[Extraños en el Paraíso]

Cuentan los que estudian que entre los jóvenes británicos de buena cuna se puso de moda, allá por el setecientos y el ochocientos, llevar a cabo una prueba de madurez. Tenían que salir de casa. Viajar. Conocer Europa. Y dicen que era una experiencia educativa y de esparcimiento. Lo llamaron el Grand Tour. Roma, Milán, París o Atenas eran algunos de los destinos. Allí conocían por la mañana las maravillas de la cultura clásica, dejando para la tarde y la noche otro tipo de conocimientos más cercanos.


Algunos cambiaron Milán o Atenas por nuestras casas y pisaron nuestras calles, y conocieron el paraíso, un paraíso extraño para ellos. Esperaban Versalles, pero encontraron el Guadiana y la aduana de Puerta de Palmas. Esperaban los palacios de Vía Véneto y encontraron Vila Viçosa y su plaza ducal. Esperaban a las damas de la Lombardía pero encontraron a los gitanos del río en Mérida o en Badajoz.

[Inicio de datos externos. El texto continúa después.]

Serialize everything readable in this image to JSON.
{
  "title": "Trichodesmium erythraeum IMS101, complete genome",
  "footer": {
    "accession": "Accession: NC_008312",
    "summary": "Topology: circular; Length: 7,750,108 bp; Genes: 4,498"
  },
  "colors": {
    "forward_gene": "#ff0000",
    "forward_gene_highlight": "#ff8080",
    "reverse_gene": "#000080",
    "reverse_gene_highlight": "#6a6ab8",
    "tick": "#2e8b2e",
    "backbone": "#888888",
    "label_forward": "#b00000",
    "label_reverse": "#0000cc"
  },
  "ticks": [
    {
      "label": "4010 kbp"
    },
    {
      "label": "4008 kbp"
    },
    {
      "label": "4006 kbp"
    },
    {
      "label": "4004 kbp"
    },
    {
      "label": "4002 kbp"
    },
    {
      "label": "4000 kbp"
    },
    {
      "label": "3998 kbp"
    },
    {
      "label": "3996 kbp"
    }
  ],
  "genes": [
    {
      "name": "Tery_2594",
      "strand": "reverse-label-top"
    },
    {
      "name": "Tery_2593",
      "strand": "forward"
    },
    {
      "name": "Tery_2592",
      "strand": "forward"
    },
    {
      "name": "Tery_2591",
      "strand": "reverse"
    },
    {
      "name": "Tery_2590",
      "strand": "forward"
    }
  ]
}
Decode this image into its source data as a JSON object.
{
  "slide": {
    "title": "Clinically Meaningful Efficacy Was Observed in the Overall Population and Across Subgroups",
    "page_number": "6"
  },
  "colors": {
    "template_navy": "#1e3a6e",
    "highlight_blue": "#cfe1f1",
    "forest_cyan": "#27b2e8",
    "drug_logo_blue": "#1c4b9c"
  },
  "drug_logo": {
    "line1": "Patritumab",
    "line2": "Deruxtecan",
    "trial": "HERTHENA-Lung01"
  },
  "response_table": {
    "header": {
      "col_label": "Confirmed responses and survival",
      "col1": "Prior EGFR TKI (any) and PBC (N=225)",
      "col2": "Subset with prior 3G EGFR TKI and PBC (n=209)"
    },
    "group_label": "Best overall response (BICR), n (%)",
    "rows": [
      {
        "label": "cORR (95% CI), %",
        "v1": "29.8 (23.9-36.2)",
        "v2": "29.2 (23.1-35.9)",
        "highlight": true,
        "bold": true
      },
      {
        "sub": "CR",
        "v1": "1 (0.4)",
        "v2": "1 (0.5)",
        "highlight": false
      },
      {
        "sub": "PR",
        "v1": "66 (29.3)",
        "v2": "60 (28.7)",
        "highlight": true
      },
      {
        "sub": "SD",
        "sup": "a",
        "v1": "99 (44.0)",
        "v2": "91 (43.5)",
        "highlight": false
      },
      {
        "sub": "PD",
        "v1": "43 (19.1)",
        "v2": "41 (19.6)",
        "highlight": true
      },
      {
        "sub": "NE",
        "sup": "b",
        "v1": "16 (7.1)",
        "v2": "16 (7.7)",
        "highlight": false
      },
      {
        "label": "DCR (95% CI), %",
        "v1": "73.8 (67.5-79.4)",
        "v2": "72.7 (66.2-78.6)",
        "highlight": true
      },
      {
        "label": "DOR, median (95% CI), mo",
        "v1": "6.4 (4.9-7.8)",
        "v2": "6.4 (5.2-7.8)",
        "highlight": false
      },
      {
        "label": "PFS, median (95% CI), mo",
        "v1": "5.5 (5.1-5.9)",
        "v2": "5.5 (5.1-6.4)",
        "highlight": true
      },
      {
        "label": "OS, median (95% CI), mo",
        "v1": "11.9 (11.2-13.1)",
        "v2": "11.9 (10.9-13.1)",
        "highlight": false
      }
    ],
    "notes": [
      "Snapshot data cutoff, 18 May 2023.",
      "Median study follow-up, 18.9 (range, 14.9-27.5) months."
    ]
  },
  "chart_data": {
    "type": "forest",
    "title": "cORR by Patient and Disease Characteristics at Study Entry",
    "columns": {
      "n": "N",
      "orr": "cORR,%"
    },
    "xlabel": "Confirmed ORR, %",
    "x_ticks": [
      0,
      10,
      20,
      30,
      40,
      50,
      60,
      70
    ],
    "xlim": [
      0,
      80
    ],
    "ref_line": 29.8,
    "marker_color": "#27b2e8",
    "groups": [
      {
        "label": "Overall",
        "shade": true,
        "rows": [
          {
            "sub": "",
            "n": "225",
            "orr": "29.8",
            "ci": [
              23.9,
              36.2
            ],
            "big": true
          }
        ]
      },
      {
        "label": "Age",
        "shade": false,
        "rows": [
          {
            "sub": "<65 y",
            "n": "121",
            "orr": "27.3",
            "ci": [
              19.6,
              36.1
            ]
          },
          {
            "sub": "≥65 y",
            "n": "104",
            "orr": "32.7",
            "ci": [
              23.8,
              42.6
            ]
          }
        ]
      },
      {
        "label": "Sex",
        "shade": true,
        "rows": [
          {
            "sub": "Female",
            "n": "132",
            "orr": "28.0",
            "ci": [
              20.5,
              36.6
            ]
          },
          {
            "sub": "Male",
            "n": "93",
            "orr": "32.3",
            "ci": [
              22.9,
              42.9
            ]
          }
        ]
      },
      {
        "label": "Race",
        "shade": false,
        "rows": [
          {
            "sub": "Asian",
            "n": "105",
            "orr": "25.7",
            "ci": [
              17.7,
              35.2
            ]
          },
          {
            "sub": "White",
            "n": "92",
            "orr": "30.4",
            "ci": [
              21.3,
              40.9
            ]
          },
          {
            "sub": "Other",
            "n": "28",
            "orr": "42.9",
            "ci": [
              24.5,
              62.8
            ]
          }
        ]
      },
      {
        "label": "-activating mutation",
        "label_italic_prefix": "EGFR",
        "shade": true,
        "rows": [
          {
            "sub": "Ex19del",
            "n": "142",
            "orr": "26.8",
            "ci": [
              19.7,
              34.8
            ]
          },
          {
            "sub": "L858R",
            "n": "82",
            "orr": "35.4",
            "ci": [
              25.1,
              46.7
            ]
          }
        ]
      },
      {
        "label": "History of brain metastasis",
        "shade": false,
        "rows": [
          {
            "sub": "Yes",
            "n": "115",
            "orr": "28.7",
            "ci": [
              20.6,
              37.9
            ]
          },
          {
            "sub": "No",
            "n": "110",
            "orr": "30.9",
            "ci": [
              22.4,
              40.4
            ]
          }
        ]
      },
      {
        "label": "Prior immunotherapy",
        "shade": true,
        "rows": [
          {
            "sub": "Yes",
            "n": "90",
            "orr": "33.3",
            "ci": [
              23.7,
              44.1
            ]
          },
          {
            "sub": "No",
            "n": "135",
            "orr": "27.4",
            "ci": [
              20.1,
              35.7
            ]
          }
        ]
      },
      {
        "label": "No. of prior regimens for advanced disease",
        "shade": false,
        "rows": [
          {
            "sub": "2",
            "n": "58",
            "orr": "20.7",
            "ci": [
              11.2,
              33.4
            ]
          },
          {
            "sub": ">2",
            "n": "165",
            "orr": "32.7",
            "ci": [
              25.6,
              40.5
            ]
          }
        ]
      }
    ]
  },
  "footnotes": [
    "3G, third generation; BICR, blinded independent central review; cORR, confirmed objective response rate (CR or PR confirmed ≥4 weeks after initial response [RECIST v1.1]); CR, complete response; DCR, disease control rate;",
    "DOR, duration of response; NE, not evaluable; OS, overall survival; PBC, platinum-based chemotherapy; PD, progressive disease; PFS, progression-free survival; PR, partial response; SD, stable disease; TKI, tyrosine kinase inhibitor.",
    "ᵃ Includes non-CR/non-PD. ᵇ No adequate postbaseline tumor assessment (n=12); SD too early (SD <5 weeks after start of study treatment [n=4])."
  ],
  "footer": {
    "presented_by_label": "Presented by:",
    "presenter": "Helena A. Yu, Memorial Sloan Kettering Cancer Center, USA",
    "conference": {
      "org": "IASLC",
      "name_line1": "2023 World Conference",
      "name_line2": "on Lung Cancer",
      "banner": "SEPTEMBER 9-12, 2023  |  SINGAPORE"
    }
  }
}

Y los amaron. Porque no los encontraron, los buscaron. George Borrow, don Jorgito el Inglés, vino a vendernos biblias y encontró la noche y un estilo de vida que no olvidó jamás. Su periplo por esta tierra, sus aventuras y correrías huyendo de la justicia, merecen, por sí solas, un capítulo para él en la Lusipedia.

Giussepe Baretti, Richard Cumberland, Robert Southey, Robert Semple, Richard Ford, Benjamin Badcok o William Beckford venían buscando hoteles y encontraron posadas. Algunos no supieron entenderlo. Eran, en el fondo, aventureros de pacotilla. Pero nos pusieron en los mapas. Y Lord Byron nos puso en los versos.

De todos ellos da buena cuenta la Lusipedia. Y también la da del gran Leite de Vasconcelos, que una buena mañana llegó al Alentejo para desenterrar nuestro pasado. Y del maestro de epigrafía alemán que allá por 1861 pisó tierra emeritense para descifrar algunos de nuestros monumentos romanos, Hübner dicen que se llamaba. O de Alan Lomax, el yanki rechoncho, que un siglo después llegó a Arroyo de la Luz para desentrañar, también descifrar, nuestros monumentos musicales, o de otro yanki, Eugene Smith, que cambió para siempre el corazón de Deleitosa.

Llegó Pablo Palazuelo para encontrar el paraíso en un castillo de Monroy. Llegó Ferlosio a las calles de Coria. Llegó el alemán de los Barruecos. Llegó un extraño Buñuel, y un católico francés, Maurice Legendre, que hablaron, y mucho, del norte hurdano. Llegó Kindel a Vegaviana y nos dejó imágenes de calles y casas de diseño en blanco y tierra. Llegó a Belgais María Joâo Pires para descubrir el paraíso en las teclas de un piano de cola. Llegaron unos jipis a Marvâo porque decían que habían encontrado el Edén. Y vivieron desnudos, hasta que se vistieron para huir de las leyes y de las rejas. Llegó una noche, imposible olvidarse de él, un rey. Un rey sin trono. Carolo II de Rumanía. Y llegó para huir también.

Llegaron muchos más. Pero a nosotros nos gustan los dibujos infantiles de Duarte de Armas, el que llegó para dar cuenta de los castillos de la raya. Han pasado 500 años, pero sus ilustraciones no han perdido nada del encanto de los pupitres de primaria.